Foi publicada a Lei n.º 7/2026, de 25 de fevereiro, que aprova o Estatuto da Pessoa Idosa, criando um enquadramento jurídico próprio destinado à proteção dos direitos das pessoas em idade de acesso à pensão de velhice.
O Estatuto não substitui o Código Civil nem os regimes já existentes. Reforça princípios estruturantes como a dignidade, a autonomia, a proteção contra abusos e o direito a apoio adequado em situações de vulnerabilidade.

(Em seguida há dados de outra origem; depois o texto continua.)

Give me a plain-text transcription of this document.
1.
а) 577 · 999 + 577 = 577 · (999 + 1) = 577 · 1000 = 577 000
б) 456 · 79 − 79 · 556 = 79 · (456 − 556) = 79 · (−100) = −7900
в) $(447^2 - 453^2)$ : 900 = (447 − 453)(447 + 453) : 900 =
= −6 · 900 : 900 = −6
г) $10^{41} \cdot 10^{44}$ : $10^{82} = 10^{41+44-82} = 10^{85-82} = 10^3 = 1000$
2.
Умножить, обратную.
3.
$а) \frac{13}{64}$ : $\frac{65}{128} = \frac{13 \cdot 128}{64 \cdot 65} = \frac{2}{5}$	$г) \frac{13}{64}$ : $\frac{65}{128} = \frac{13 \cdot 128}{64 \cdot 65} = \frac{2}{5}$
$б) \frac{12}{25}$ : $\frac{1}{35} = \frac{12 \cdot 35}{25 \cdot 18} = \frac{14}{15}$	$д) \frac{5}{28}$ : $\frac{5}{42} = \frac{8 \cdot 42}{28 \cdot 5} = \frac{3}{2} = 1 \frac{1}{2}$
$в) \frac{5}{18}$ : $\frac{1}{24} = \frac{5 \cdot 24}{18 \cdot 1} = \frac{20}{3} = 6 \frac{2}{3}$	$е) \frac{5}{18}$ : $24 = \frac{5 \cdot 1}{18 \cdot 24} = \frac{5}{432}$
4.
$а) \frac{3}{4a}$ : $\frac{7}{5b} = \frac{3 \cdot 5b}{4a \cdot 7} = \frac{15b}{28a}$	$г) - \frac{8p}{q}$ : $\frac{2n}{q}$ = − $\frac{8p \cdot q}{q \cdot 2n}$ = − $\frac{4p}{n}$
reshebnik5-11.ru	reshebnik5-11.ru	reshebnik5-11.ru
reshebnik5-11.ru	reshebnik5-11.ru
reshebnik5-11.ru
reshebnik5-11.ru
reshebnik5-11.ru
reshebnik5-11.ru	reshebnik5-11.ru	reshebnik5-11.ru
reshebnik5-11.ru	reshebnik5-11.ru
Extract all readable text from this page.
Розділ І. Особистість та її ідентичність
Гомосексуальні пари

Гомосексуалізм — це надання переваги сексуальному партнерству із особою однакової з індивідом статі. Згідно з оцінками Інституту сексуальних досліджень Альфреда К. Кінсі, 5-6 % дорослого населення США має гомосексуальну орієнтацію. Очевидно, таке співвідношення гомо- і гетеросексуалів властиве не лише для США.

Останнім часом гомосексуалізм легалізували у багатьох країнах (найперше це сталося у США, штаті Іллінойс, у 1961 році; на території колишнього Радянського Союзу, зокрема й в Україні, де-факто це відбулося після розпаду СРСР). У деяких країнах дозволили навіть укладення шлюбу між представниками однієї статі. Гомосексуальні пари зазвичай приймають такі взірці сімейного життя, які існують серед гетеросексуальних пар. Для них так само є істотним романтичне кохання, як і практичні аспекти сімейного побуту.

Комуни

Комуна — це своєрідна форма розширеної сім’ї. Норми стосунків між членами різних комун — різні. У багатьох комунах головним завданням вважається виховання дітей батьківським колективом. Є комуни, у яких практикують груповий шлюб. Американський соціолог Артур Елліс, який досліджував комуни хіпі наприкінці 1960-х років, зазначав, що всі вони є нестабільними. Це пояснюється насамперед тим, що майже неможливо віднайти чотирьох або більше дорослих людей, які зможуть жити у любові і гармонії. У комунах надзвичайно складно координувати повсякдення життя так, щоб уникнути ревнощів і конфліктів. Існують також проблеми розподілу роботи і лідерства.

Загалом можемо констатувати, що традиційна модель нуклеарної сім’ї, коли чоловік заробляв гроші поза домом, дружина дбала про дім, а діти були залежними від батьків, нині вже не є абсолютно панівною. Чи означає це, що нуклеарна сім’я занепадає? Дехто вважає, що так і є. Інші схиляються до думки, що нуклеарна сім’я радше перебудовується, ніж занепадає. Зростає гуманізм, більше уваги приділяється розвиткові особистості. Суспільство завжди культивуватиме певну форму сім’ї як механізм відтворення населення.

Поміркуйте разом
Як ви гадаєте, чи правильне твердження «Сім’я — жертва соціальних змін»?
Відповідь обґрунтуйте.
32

O seu impacto revela-se particularmente relevante em contextos de perda de capacidade, conflitos familiares e gestão patrimonial.
Direito à autonomia e medidas de acompanhamento
Um dos pontos centrais encontra-se no artigo 6.º do Estatuto, que reconhece expressamente o direito da pessoa idosa a beneficiar das medidas de acompanhamento previstas na lei quando não esteja em condições de exercer plenamente os seus direitos ou cumprir os seus deveres.
Esta norma articula-se com o regime do maior acompanhado, previsto nos artigos 138.º e seguintes do Código Civil, que permite ao tribunal fixar medidas proporcionais e ajustadas à situação concreta da pessoa.
O Estatuto reforça que o recurso a medidas de acompanhamento deve ser entendido como instrumento de proteção jurídica, estruturado em função da necessidade concreta, com respeito pela autonomia possível e pela dignidade da pessoa.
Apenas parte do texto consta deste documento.